コミュニケーションの手段には「手話」「指文字」「口話」「筆談」があり、最も大切なのは言語としての「手話」だという。
しかし、一度音のある世界に産み落とされた人間がいきなり音を失ったら・・・それは奈落の底に突き落とされたような恐怖に違いない。
<聞こえなくなったら第二の言語を手に入れるだけ>などと悠長なことは言っていられないだろう。MDウォークマン等でボリュームを最大にして自分の世界に浸りながら歩いている若者たちの将来は果たして大丈夫だろうか?
今やこのような若者も耳の遠い老人も孤独な森の迷い子なのだ。

  もう特別な耳など望むまい。
鼓膜に集められた音がつち、きぬた、あぶみ骨(耳小骨)を振るわせ、迷宮のような蝸牛(ラビリンス)を通って伝わってくることは幸せなこと。
人の世は時には聞きたくない音や言葉もあるけれど、自然の音や人間が創り出した美しい音色、お気に入りの音楽に心を慰められることもある。

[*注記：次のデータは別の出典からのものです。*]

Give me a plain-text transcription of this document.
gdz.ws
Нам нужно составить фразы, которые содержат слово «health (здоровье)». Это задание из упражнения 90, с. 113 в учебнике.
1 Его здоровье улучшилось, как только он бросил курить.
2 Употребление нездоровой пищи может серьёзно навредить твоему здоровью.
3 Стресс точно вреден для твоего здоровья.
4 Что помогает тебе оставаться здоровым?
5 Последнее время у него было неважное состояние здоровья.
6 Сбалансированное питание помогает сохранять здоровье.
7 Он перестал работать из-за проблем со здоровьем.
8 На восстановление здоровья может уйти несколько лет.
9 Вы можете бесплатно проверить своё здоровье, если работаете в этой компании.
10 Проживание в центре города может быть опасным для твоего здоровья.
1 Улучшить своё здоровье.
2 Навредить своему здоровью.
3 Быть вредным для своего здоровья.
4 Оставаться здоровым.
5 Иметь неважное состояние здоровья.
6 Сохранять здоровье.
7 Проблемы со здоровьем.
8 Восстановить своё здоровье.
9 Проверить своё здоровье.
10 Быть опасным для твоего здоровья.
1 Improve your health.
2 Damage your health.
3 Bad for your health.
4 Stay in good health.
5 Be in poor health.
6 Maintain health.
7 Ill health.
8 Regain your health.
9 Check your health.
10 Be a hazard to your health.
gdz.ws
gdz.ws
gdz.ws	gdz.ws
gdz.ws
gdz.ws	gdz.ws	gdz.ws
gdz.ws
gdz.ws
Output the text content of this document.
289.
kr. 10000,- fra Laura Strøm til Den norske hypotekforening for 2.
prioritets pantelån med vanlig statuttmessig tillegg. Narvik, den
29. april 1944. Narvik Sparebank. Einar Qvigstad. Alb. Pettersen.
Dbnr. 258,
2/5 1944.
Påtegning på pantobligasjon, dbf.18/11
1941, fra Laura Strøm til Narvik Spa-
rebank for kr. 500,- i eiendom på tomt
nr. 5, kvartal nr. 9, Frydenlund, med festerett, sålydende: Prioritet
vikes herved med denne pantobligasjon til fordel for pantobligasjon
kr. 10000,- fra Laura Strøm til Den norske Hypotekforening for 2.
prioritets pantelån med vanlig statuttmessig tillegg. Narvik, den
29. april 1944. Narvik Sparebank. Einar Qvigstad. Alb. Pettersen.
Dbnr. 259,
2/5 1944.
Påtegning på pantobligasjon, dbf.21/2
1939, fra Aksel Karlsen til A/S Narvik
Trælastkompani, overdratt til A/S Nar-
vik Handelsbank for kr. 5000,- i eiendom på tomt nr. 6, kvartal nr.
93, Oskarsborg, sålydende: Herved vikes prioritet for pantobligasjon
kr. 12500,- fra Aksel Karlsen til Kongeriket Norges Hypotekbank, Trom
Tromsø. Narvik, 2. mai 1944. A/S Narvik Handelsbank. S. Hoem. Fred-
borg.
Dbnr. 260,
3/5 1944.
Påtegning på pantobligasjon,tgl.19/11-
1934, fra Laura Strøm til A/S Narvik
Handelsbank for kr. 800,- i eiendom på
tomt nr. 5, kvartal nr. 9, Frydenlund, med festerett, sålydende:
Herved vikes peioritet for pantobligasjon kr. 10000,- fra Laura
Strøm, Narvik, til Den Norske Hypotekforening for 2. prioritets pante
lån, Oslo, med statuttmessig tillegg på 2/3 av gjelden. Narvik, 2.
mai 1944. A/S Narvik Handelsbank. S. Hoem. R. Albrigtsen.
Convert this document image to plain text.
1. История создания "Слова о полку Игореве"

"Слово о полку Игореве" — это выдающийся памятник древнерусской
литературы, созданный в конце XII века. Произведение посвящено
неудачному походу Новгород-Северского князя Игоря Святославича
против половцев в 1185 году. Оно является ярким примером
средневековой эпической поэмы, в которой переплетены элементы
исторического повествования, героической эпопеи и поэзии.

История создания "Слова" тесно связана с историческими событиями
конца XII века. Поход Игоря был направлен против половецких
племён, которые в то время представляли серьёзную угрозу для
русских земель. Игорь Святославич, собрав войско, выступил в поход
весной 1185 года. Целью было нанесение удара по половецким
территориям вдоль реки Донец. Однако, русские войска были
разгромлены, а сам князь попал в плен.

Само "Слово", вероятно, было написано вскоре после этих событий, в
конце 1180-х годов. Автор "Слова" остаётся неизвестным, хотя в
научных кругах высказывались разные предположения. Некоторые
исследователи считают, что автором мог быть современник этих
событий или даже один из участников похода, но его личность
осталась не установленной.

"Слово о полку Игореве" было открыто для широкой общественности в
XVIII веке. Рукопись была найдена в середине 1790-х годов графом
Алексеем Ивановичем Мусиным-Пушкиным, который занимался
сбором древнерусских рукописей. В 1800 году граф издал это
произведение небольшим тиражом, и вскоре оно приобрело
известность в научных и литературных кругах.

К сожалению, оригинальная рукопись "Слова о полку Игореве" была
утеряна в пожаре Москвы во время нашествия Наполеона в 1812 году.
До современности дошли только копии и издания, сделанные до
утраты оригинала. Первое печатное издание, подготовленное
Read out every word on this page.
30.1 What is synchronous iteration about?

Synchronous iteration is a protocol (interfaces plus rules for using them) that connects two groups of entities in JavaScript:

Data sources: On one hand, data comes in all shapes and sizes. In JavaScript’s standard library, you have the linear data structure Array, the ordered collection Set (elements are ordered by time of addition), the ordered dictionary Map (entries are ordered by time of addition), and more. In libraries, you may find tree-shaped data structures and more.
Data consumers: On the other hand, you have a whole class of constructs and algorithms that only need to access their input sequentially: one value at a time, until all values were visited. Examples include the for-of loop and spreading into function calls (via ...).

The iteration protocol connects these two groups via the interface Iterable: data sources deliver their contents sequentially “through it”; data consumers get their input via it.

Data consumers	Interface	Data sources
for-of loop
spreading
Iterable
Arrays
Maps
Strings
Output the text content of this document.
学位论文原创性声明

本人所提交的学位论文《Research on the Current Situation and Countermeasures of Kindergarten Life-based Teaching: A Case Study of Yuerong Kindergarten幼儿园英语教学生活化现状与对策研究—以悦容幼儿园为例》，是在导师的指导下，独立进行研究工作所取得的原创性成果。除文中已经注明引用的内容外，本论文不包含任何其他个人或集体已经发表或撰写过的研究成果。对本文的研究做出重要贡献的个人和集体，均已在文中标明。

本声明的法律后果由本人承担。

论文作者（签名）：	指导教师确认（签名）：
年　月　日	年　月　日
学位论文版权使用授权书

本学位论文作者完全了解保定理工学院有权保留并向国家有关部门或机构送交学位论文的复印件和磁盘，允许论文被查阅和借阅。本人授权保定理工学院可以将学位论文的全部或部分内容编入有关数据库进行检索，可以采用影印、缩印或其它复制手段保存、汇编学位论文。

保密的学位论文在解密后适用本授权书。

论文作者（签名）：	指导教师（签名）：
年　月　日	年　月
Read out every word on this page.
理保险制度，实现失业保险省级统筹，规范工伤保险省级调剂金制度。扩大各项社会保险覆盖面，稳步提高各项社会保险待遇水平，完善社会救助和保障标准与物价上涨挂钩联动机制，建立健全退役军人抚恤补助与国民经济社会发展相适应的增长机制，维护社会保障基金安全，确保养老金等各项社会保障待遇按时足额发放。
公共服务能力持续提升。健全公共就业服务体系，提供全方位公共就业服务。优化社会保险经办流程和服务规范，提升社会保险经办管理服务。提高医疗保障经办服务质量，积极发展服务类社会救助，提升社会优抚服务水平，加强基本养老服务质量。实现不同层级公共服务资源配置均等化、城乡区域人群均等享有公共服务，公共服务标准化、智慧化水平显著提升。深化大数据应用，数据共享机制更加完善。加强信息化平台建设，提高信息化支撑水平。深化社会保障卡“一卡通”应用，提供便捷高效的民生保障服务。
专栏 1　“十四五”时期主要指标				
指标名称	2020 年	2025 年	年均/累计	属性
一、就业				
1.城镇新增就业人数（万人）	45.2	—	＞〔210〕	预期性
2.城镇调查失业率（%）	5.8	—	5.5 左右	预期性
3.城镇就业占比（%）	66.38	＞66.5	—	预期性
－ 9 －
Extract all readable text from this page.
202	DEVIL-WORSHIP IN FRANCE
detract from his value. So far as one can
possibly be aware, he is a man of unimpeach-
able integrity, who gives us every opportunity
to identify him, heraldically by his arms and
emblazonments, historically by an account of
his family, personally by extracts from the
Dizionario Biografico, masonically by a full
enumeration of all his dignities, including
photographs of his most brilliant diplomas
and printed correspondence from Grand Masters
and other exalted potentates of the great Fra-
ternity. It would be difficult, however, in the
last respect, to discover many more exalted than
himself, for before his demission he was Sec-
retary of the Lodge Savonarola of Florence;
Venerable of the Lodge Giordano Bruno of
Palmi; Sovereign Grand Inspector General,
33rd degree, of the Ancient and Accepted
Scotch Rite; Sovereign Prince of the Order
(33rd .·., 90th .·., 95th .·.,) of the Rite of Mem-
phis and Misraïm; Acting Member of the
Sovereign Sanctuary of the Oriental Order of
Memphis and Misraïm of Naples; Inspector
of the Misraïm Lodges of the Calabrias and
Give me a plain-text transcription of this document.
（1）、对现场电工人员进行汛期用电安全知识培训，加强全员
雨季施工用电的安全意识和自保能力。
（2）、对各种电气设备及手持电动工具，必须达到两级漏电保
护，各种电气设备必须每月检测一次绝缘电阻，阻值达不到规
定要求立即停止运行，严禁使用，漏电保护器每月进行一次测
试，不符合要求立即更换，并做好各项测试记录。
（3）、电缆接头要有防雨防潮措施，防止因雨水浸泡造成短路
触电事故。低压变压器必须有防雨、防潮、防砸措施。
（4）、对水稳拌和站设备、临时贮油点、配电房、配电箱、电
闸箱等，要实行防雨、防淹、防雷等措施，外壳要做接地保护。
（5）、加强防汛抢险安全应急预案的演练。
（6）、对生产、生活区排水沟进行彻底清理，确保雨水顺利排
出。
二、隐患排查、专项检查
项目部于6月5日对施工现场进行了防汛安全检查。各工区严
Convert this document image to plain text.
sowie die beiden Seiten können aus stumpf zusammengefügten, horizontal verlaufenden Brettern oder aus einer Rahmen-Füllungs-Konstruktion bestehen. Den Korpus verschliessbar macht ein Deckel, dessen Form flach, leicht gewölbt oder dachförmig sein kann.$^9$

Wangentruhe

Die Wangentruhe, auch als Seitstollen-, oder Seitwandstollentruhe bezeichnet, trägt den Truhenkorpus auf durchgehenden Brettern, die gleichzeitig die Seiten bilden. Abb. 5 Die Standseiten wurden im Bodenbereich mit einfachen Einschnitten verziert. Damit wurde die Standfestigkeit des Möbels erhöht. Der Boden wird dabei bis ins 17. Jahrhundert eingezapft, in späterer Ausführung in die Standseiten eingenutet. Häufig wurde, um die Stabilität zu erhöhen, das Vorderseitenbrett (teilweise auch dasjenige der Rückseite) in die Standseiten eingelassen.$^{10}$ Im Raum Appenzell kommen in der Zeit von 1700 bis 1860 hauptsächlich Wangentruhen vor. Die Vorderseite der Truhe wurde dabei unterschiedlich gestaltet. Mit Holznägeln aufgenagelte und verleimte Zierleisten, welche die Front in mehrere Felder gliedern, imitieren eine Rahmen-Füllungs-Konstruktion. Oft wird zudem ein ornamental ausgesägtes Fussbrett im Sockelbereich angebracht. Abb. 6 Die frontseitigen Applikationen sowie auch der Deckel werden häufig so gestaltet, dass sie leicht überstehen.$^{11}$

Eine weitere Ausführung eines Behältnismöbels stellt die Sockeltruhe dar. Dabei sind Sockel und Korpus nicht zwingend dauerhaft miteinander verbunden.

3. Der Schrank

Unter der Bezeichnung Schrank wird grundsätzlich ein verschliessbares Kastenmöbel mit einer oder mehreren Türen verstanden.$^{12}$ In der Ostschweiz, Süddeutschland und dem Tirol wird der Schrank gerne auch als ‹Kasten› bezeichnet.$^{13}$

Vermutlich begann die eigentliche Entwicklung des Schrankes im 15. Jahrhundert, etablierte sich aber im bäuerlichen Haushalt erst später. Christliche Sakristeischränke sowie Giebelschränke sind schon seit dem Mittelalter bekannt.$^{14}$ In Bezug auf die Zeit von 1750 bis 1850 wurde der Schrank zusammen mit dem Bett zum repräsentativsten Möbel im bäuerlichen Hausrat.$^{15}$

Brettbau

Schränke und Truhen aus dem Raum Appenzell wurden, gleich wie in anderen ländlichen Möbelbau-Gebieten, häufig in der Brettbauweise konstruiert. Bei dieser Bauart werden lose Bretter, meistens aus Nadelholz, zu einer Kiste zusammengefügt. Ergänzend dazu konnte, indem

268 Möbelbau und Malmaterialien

音の迷宮に迷いながら「耳」というものを考えたとき、「聞こえる」という日頃当然のように享受していることの中に、本当は大切なことがあるのだという確かな出口に辿り着いていた。
今なら如何なる人生の迷宮に迷い込もうとも、強く生きられるような気がしている。
命の根が少しだけ深くなったようだ。

  あと幾日もしないうちに除夜の鐘が耳に届くことだろう。
六根清浄、美しい響きに身も心も清められて新しき年を迎えられることに感謝しよう。
読者の皆様もどうか良い年をお迎え下さいますように。